Monday, November 07, 2016

Call me "Derpy"

Yet another way that Ponyville is better than the real world: there is no evidence Derpy Hooves beats herself up for foolish mistakes.

Yeah, I'm 0-for-2 today.

First, and biggest: when I called the computer guys and asked for SPSS to be reinstalled, I said "in the computer lab - 201" because I was genuinely remembering that as being the room's number. It is not. It is 202, right next door. Because computer guys tend to be excessively linear thinkers, they interpreted room 201 as "the computer lab" despite the fact that it has but one computer (the instructor computer) in it.

So it was my incredibly boneheaded mistake that slowed the whole thing down, and then I was badmouthing the computer guys for being slow. I feel like an utter and complete idiot and it makes me sad. And they have to come back over here and fix it because I was stupid because they can't just give me the disk and admin privileges and show me how to install it on all 20 computers myself.

(Hm. Maybe I can use this to my advantage. I can see if 201 has a class in it at 9 and if not, I can meet the class in there and just make them WATCH me work through it instead of dealing with fifteen people going "my login is hung up" and five people deciding they'd rather update their FB status instead)

Second: when I made up the review sheet for the upcoming exam in there, I just updated an older one.
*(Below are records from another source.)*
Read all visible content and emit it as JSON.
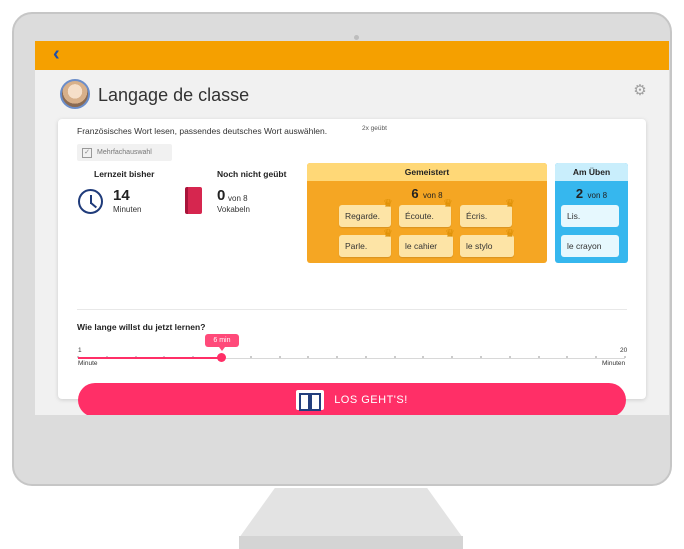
{
  "header": {
    "back_icon": "chevron-left-icon",
    "back_glyph": "‹",
    "color": "#f5a000"
  },
  "lesson": {
    "title": "Langage de classe",
    "settings_glyph": "⚙"
  },
  "exercise": {
    "description": "Französisches Wort lesen, passendes deutsches Wort auswählen.",
    "practiced": "2x geübt",
    "mode_label": "Mehrfachauswahl"
  },
  "stats": {
    "study_time": {
      "heading": "Lernzeit bisher",
      "value": "14",
      "unit": "Minuten"
    },
    "not_practiced": {
      "heading": "Noch nicht geübt",
      "value": "0",
      "of": "von 8",
      "unit": "Vokabeln"
    }
  },
  "mastered": {
    "heading": "Gemeistert",
    "count": "6",
    "of": "von 8",
    "words": [
      "Regarde.",
      "Écoute.",
      "Écris.",
      "Parle.",
      "le cahier",
      "le stylo"
    ],
    "crown_glyph": "♛",
    "color": "#f5a623"
  },
  "practicing": {
    "heading": "Am Üben",
    "count": "2",
    "of": "von 8",
    "words": [
      "Lis.",
      "le crayon"
    ],
    "color": "#36b7ee"
  },
  "duration": {
    "question": "Wie lange willst du jetzt lernen?",
    "min_value": "1",
    "min_label": "Minute",
    "max_value": "20",
    "max_label": "Minuten",
    "current_label": "6 min",
    "current_value": 6,
    "min": 1,
    "max": 20
  },
  "start_button": {
    "label": "LOS GEHT'S!",
    "icon": "open-book-icon",
    "color": "#ff2f67"
  }
}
Guess what I forgot to update? The date of the exam. Someone made a deal about it in class today and I admit I snapped at them a  little bit because (a) last week, when I did this, was so cruddy and (b) I have issues with the fact that no one sees the fifteen balls I'm actually juggling, just the one I happened to drop.

Well, also because, you know what? When I was a student, we didn't get review sheets. Our notes were our review sheet. And now I have students in another class whining at me because I ONCE put asterisks next to the "Extra Important Topics" and because I forgot to (because the whole damn world was falling in around my ears last week, thankyouverymuch) on the most recent review sheet ALSO AND PLUS I was doing it on very short notice because someone ELSE was whining at me about "can we have it eeeeeearrrly" and ugh.

It would be so much easier for everyone involved if I were just perfect and never made mistakes. Or if the mistakes I made only affected me. But I've made a lot of mistakes this fall and I conclude it's that the monteleukast or maybe the beta blocker is finally having its revenge and it's making me stupid and forgetful and I was actually contemplating this morning if dying 20 years early because of a vascular event would be worth the increased mental sharpness from going off the beta blocker and I hate to say it, but it's a trade I'm almost willing to consider.

I hate feeling dull and stupid and not having enough energy to get done what I want to get done.

I'm teetering on the brink of a bad headache and my sinuses feel congested and I tweaked my knee working out yesterday so decided not to get up to work out this morning but it seems like I ALWAYS pay for that by having a crummy day when I don't work out, so I don't know. I'm going to go home early and make myself do the darned workout because if I have to switch to a new doctor I don't DARE let my body gain even one ounce, and better if I can lose some weight first, because most doctors really hassle you about weight. And I can't starve myself, even though extreme calorie restriction is the fastest and most sure way to lose weight.